The types of analyses that can be drawn from simulation depends on the type of simulations being run. For example, a trace-driven simulation generally is only good for a single simulation run per network configuration. In contrast, synthetic workloads are often used to generate load vs. latency plots where the injection rate is incrementally increased across many simulation runs. As described in Simulation Basics, there are many steps needed even for a sinlge simulation run. If you consider multiple workloads, network configurations, injection rates, etc., you might end up with thousands of tasks that must be run. Naturally, tasks depend on the completion of previous tasks. This document covers the TaskRun tool that is used to run all these tasks in proper order while utilizing all the available hardware (processor cores, main memory, etc.).
In this document we'll generate a TaskRun script that will investigate adaptive routing in a Fat-Tree (a.k.a. Folded-Clos) network topology. With a single command, we'll be able to run all simulations and plot the results.
We'll compare three routing algorithms: deterministic least common ancestor, oblivious least common ancestor, and adaptive least common ancestor. For each configuration we'll sweep the injection rate from 0% to 100% in steps of 10%. In total, there will be 33 simulation runs. Each simulation result will be parsed by SSParse and plotted by SSPlot. Each injection rate sweep will also be plotted by SSPlot. The combination of both injection rate sweeps will be plotted by SSPlot. In total, there are 101 tasks performed.
Let's create a directory to hold this investigation.
mkdir ~/ssdev/auto_sims
cd ~/ssdev/auto_sims
Now fetch the TaskRun script that we'll use for automated simulations.
cp ../supersim/scripts/auto_sims.py .
Let's look through this script to get a better understanding of how TaskRun works.
emacs auto_sims.py
The script starts by determining the quantity of local system resources. This TaskRun script will schedule tasks to keep all the CPUs full and will use the entire memory space if needed. TaskRun will not oversubscribe these resources but it will keep them utilized given enough task parallelism.

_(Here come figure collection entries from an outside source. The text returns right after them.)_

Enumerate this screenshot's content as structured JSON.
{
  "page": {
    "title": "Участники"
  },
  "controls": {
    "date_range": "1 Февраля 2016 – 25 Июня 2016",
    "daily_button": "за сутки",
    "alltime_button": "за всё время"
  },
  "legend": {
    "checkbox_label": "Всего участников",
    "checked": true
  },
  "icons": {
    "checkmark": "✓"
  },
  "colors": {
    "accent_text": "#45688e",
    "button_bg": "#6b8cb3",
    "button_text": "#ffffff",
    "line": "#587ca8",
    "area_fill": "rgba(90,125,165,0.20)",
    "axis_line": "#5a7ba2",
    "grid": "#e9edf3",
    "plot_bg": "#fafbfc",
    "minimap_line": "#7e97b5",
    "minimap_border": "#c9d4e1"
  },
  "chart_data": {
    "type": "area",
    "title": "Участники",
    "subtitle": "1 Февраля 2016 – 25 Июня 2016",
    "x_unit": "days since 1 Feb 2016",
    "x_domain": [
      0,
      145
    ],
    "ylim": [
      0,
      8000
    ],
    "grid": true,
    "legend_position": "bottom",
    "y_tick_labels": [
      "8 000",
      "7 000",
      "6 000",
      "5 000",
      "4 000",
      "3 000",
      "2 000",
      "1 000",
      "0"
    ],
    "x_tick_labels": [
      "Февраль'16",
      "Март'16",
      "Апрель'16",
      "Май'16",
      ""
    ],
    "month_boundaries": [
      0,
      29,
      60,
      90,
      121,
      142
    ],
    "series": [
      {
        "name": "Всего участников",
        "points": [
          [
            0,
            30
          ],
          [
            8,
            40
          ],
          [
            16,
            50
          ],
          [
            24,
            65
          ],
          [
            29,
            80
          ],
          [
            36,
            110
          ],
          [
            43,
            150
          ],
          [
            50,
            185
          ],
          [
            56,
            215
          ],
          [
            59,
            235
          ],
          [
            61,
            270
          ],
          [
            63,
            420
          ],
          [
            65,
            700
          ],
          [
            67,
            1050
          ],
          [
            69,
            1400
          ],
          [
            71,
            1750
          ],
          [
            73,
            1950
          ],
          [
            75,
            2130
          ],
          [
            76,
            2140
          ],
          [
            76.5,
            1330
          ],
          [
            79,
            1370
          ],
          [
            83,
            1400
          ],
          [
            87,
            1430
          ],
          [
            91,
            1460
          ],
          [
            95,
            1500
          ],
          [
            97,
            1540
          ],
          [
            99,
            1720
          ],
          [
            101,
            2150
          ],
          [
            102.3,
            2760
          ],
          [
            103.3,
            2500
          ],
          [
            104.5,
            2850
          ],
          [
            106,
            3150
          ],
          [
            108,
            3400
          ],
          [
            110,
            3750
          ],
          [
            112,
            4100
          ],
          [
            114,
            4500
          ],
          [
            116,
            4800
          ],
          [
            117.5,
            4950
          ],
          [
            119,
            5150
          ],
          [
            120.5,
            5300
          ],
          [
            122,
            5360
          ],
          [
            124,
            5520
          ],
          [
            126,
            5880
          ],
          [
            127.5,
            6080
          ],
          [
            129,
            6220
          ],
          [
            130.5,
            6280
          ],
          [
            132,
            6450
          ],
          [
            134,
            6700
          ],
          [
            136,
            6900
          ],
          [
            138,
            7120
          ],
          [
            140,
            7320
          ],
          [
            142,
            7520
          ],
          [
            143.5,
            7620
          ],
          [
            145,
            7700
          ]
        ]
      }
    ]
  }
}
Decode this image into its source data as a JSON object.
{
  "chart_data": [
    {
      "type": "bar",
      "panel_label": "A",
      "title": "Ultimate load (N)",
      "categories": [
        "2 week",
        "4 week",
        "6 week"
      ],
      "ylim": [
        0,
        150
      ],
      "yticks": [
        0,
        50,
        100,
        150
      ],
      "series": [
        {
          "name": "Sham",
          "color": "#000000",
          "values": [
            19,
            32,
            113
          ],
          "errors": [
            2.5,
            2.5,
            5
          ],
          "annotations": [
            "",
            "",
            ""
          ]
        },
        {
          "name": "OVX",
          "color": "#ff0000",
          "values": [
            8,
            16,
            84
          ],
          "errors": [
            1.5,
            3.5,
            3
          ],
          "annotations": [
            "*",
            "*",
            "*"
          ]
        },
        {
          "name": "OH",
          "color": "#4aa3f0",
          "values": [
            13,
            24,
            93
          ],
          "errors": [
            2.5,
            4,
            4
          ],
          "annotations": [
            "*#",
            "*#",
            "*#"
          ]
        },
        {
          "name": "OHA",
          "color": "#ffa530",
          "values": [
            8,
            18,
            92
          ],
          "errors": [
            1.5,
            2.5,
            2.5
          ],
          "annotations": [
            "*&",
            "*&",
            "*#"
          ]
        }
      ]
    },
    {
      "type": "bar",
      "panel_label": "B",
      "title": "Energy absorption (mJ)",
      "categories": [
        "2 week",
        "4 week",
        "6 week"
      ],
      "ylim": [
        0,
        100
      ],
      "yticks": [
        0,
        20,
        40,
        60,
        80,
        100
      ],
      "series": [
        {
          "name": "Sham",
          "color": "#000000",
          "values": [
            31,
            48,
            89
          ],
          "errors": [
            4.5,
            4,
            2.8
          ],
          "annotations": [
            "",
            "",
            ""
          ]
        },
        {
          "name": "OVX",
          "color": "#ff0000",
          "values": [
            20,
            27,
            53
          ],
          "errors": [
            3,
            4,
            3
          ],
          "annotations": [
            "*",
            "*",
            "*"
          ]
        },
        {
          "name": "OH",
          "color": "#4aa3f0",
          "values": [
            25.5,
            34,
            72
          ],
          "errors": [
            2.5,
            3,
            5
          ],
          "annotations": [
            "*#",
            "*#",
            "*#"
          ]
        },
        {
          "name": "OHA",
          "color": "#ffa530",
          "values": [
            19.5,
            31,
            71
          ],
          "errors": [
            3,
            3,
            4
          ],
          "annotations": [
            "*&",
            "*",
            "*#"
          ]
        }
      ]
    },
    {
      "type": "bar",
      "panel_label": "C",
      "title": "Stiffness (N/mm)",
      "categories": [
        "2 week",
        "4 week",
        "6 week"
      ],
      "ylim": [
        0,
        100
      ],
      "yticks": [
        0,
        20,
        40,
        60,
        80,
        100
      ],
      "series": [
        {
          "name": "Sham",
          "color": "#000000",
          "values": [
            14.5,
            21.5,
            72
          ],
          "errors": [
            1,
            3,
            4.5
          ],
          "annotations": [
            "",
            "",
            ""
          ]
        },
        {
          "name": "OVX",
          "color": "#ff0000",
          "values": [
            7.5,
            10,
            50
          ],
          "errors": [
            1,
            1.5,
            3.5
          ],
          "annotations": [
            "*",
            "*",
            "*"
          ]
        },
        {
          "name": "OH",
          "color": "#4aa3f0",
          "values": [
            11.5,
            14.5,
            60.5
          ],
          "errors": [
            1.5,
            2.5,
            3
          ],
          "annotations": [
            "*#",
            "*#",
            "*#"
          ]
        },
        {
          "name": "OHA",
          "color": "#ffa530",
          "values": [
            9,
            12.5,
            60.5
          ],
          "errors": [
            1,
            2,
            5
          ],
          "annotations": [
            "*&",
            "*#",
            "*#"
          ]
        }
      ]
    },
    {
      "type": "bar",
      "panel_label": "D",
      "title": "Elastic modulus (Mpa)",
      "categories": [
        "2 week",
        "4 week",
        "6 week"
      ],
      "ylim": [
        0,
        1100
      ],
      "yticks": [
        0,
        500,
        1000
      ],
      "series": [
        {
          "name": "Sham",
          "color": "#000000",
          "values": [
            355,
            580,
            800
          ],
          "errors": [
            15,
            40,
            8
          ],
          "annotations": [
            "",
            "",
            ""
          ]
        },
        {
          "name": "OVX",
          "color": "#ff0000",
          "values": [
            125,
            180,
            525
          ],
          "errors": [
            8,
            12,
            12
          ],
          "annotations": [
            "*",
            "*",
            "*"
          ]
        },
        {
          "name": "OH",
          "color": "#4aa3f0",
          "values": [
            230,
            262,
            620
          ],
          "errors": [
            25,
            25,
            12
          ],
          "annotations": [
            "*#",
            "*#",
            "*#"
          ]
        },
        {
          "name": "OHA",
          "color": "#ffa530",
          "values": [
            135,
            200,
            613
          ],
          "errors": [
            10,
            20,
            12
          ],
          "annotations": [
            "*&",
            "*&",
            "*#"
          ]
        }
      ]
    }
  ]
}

The next section of the script creates the TaskManager object which is the central scheduling engine of all tasks. The TaskManager is given a ResourceManager and two Observers. The FileCleanupObserver will delete the files of a task if it fails. This ensures that if the script is re-run, any tasks that previously failed will be re-executed. The VerboseObserver just provides a nice command line output while the tasks are running.
The next section creates an array for injection rates to be simulated for all
configurations. The granularity of the load vs. latency sweeps can be set using
the sweep_step
variable (--granularity
from the command line).
The next section creates all the simulation tasks. You can see that there is a
doubly nested for loop. One loop sweeps the configurations and the other sweeps
the injection rates. More complex scripts will have more loops defined to create
more configuration permutations. Each task has a name and a command. In this
script, the tasks are also given stdout and stderr files, resources, a priority,
and a file-based condition. The resources state how many cpus
and mem
the
process will take. This is how the ResourceManager knows which tasks can
be run at any given time. The priority is set to 0 and all other tasks will have
a priority of 1, which states that any task other than simulation will run
before the simulation tasks where possible. The condition is a
FileModificationCondition object which tracks the input and output files of the
task. If the output files don't exist or if the input files are newer than the
output files, the task will be executed, otherwise it will be bypassed.
The next two sections create the parsing tasks using SSParse and the latency percentile plotting tasks using SSPlot. The methodology is very similar to creating the simulation task with one exception. The parsing and plotting tasks can't begin until the corresponding preceding task has completed. For this functionality the tasks are given a dependency pointing back to the corresponding preceding task.
The next section generates load vs. latency plots using SSPlot. Again, the process is similar to the previous description but in this case the results from a whole injection rate sweep produce a single plot. Thus, there are many dependencies for these tasks not just one.
The last section generates the comparative load vs. latency plots using SSPlot. This script generates one of these plots for all latency metrics produced by SSPlot (Mean, Median, 90th%, 99.99th%, etc.). The dependencies of these tasks list all parsing tasks as they use all of them to generate the plots.
Finally, the script runs all tasks with the run_tasks()
function on the
TaskManager object.
We'll use an example settings file from the SuperSim project.
cp ../supersim/json/fattree_iq_blast.json settings.json
Now we are ready to run the TaskRun script.
./auto_sims.py --directory output --settings settings.json
As it runs, the VerboseObserver will show you what it going on. It reports when tasks get started, when/if they are bypassed, and when they complete. Tasks can complete successfully or fail. Bypassed tasks are colored yellow, successful tasks are colored green, and failed tasks are colored red. Upon failure the description of the task is printed, which for a ProcessTask is the command line that was executed. Everytime a task completes the VerboseObserver will show the current progress informing you of how many total tasks there are, how many have completed so far, and an estimate of the remaining time to finish all tasks. After all tasks have completed a summary is shown of how many tasks were successful, bypassed, and failed.
Take a look at the resulting plots:
eog output/*png
TaskRun is designed to only run tasks that need to be run. Let's re-run our script:
./auto_sims.py --directory output --settings settings.json
TaskRun will check the status of all tasks and determine that all of the tasks should be bypassed. This is really useful for situations where you want to run a coarse grain simulation to see a general trend. Then when all looks good you can increase the granularity and re-run the TaskRun script. Only the missing tasks will be run while the rest of them will be bypassed. Let's increase the simulation granularity and re-run the script:
./auto_sims.py --directory output --settings settings.json --granularity 5
After it completes, you'll see in the summary the prior tasks were bypassed and only the new tasks were executed. You can now see the resulting plots have higher granularity:
eog output/*png